J Neurol Surg B Skull Base 2018; 79(S 01): S1-S188
DOI: 10.1055/s-0038-1633494
Oral Presentations
Georg Thieme Verlag KG Stuttgart · New York

Resection of Sphenoorbital Meningiomas: Visual Outcomes from a Modern Cohort

Vijay Agarwal
1   Emory University Hospital, Atlanta, Georgia, United States
,
Nealey Cray
2   Mayo Clinic, Rochester, Minnesota, United States
,
Andrea A. Tooley
2   Mayo Clinic, Rochester, Minnesota, United States
,
Olivia Crum
2   Mayo Clinic, Rochester, Minnesota, United States
,
Pradeep Mettu
3   Raleigh Ophthalmology
,
James Garrity
2   Mayo Clinic, Rochester, Minnesota, United States
,
Michael J. Link
2   Mayo Clinic, Rochester, Minnesota, United States
› Author Affiliations
Further Information

Publication History

Publication Date:
02 February 2018 (online)

 

Background The resection of spheno-orbital meningiomas (SOM) presents a unique challenge to skull base surgeons. Based on degree of brain, bone, and orbital invasion, outcomes can vary substantially between institutions. Of significant interest is the degree of visual impairment preoperatively and visual improvement postoperatively, as well as improvement in cosmetic deformity.
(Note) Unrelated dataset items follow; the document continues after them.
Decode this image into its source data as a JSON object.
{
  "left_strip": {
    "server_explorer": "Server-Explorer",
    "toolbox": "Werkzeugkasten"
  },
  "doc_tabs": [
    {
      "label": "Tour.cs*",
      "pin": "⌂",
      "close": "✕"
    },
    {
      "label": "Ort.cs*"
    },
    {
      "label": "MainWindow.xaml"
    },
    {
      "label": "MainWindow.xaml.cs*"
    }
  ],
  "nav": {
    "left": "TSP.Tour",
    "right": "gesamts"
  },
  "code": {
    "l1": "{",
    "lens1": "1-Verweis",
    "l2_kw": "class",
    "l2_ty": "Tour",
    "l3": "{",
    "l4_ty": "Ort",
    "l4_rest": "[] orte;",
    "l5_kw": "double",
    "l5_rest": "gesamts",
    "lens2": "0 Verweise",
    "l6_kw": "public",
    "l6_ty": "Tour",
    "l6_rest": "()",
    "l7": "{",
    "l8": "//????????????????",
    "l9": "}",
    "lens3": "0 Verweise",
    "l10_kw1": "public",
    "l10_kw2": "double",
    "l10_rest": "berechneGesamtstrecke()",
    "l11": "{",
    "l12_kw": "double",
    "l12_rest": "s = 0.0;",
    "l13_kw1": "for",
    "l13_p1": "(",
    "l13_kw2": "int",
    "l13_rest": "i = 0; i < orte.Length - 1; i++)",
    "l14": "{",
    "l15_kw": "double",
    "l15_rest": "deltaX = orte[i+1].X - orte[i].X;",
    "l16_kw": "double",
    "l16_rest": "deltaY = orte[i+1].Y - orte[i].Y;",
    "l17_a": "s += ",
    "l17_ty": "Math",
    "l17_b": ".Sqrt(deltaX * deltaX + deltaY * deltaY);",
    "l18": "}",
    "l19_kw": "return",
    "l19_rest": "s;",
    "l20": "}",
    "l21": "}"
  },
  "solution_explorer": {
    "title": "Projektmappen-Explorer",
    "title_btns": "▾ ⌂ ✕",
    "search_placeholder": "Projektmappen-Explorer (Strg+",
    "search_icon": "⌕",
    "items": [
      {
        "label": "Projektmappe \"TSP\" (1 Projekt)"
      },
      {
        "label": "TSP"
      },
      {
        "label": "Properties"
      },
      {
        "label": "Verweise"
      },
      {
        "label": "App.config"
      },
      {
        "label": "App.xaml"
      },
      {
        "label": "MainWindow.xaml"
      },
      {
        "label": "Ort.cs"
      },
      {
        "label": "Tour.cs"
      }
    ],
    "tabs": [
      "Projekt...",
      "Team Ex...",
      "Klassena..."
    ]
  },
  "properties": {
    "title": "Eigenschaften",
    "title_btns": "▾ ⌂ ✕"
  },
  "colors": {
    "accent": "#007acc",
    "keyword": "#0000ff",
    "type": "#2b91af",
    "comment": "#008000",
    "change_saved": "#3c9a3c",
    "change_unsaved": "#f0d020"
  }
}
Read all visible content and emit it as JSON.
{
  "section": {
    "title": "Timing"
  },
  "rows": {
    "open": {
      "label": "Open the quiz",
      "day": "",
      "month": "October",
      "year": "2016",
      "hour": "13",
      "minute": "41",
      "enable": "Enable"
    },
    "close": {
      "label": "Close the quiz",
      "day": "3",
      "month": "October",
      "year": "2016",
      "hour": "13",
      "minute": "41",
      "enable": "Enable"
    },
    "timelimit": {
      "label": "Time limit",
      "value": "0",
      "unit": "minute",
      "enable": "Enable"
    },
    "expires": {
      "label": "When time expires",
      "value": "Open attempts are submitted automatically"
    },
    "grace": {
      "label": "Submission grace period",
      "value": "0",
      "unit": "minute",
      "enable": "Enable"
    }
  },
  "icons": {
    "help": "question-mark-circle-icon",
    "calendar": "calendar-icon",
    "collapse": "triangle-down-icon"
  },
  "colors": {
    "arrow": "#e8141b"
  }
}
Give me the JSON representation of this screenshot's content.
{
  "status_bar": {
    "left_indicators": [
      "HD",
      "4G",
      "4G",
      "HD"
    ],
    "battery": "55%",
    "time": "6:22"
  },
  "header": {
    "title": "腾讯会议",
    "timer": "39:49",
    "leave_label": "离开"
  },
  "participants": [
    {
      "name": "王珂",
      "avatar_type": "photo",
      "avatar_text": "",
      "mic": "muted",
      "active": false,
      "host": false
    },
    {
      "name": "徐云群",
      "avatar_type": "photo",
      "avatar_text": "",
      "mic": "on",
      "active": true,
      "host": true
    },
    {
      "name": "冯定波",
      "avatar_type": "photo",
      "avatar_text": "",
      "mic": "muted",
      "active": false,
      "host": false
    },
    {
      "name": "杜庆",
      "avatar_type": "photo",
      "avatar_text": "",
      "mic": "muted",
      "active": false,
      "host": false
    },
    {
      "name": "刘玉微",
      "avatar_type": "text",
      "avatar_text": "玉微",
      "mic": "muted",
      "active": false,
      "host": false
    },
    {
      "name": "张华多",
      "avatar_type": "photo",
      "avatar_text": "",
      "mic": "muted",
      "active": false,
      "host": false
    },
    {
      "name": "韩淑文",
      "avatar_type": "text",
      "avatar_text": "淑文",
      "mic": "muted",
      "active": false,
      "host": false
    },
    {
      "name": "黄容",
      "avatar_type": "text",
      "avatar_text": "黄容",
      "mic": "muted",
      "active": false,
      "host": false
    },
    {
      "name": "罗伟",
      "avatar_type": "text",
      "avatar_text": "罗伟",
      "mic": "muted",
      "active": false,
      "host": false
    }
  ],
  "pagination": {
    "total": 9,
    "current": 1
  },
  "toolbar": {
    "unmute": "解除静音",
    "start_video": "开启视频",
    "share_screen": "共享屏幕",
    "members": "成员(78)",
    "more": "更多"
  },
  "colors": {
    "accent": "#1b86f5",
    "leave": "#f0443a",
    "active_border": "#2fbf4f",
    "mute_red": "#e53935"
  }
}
Methods A retrospective review was performed of patients with spheno-orbital meningiomas that were resected via a frontotemporal craniotomy between the years 2000 and 2017 at a single, large academic institution. Demographics, operative specifics, surgical outcomes, recurrence rates, and treatment strategies were statistically analyzed and compared, with a focus on exophthalmos and visual improvement

Results A total of 36 patients and 36 orbits were included in the analysis. Each of the 36 orbits was independently analyzed. Thirty-three patients had visual follow-up information available. Paired t-tests were used for statistical analysis. Of those that returned for follow-up, the mean number of follow-up days was 128.3 (range, 28–436 days). Snellen visual acuity was converted to logMAR (minimum angle of resolution) for data analysis. Mean preoperative visual acuity was 20/28 and mean postoperative visual acuity was 20/26 (p = 0.7). Mean preoperative exophthalmometry was 21.1 mm (range: 12–29 mm) and mean postoperative exophthalmometry was 17.3 mm (range: 10–25 mm; p < 0.01).

Conclusion Patients with spheno-orbital meningiomas often present with visual disturbance or significant cosmetic deformity. Our series found that surgical resection is a safe and effective treatment, with significant improvement in both measures.